I feel like that kid who is hungry for attention. Look at me, look at me, look at this new shit that I wrote. You know how people say that they write for themselves. I say that bullshit too. But, would I even write if nobody was fucking reading it? Now, if I am writing for others, I might as well write catering them, right? And, there comes another bullshit that grinds my gears. Catering to bitches.
Now, I’m looking at what’s trending. Now, I’m on ‘Hemingway editor‘, ‘Grammarly’ or similar platforms doing sentiment analysis or something. Now, I am changing all my passive voices to active voices because that shit is not readable or something. You’re probably going to tell me that “No Abhishek, it’s not the active voice that makes a text readable but it’s a combination of both” or whatever. But, you do get the point. I’m catering to my friends that tell me that my writing is incomprehensible, unreadable and unnecessarily complex. I personally think that is not the case and they need to go back to school once again or I don’t know, google the words that I find pretty fucking rad and going to use anyways but then who the f*** else is going to read what I write?
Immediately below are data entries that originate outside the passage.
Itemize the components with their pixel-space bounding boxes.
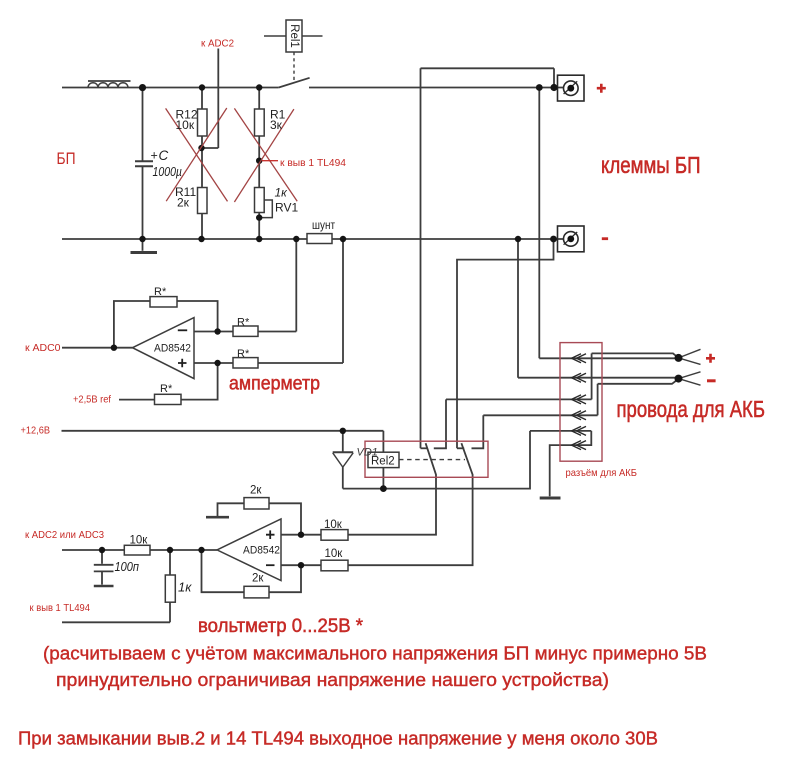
svg-text:RV1: RV1 [275, 201, 298, 215]
svg-text:к ADC2 или ADC3: к ADC2 или ADC3 [25, 529, 104, 541]
svg-text:+12,6В: +12,6В [21, 425, 51, 437]
svg-text:AD8542: AD8542 [154, 343, 191, 355]
svg-text:R*: R* [160, 383, 173, 395]
svg-text:2к: 2к [250, 485, 262, 497]
svg-text:БП: БП [57, 149, 76, 168]
svg-text:1к: 1к [275, 186, 289, 200]
svg-text:R*: R* [237, 348, 250, 360]
svg-text:10к: 10к [324, 519, 343, 531]
svg-text:C: C [159, 148, 169, 163]
svg-text:разъём для АКБ: разъём для АКБ [566, 467, 638, 479]
svg-text:R*: R* [154, 286, 167, 298]
svg-text:(расчитываем с учётом максимал: (расчитываем с учётом максимального напр… [43, 643, 707, 664]
svg-text:3к: 3к [270, 118, 283, 132]
svg-text:к выв 1 TL494: к выв 1 TL494 [30, 603, 91, 614]
svg-text:1000µ: 1000µ [153, 165, 183, 179]
svg-text:10к: 10к [130, 535, 149, 547]
svg-text:Rel1: Rel1 [288, 24, 300, 48]
svg-text:100п: 100п [115, 559, 140, 574]
svg-text:+2,5В ref: +2,5В ref [73, 394, 111, 406]
svg-text:к выв 1 TL494: к выв 1 TL494 [280, 157, 346, 169]
svg-text:к ADC2: к ADC2 [201, 38, 234, 50]
svg-text:принудительно ограничивая напр: принудительно ограничивая напряжение наш… [56, 669, 609, 690]
svg-text:1к: 1к [178, 580, 192, 595]
svg-text:амперметр: амперметр [229, 373, 320, 395]
svg-text:AD8542: AD8542 [243, 545, 280, 557]
svg-text:клеммы БП: клеммы БП [601, 152, 701, 178]
svg-text:Rel2: Rel2 [371, 456, 395, 468]
svg-text:10к: 10к [176, 118, 195, 132]
svg-text:2к: 2к [177, 196, 190, 210]
svg-text:2к: 2к [252, 573, 264, 585]
svg-text:При замыкании выв.2 и 14 TL494: При замыкании выв.2 и 14 TL494 выходное … [18, 728, 658, 749]
svg-text:R*: R* [237, 317, 250, 329]
svg-text:к ADC0: к ADC0 [25, 342, 61, 354]
svg-text:вольтметр 0...25В *: вольтметр 0...25В * [198, 615, 363, 637]
svg-text:провода для АКБ: провода для АКБ [617, 396, 766, 422]
svg-text:+: + [151, 149, 158, 163]
svg-text:шунт: шунт [312, 220, 336, 232]
svg-text:10к: 10к [325, 548, 344, 560]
Now writing, keeping all these rules in mind is f****** boring. Have you ever written a blog? “Your sentences are too long and you should try shortening them.” “Your writing has too many adverbs”. “You have made too much use of transition words”. “Your keyword density is too high or too low”. It is like I am a slave to a machine just so that my article gets indexed by Google so that people come and read them. It’s like I have sold out myself for the dollar and 80 cents that I earned last year. What the f*** man? A grind for nothing. Putting up a fight for pennies.
This wasn’t supposed to be only a rant about writing, though. It was about coding, music, dancing, anything that is considered creative. No.. wait, it’s supposed to be about life in general. You know, what the problem with life is? There are so many f****** options that you can explore and all of them will bore you to death at some point. Something that these productivity gurus call ‘a hump”.
Now, you are only left with surface-level knowledge of everything and are not really good at anything. And you are never sure what is that one thing (or what are those few things) which are worthy of the pain and frustrations they cause. The hours to be put in to master a craft. The combination of hard and smart work required. What is it that you really want to do? Which brings me back to my previous sentiment that I would rather eat sleep and watch movies.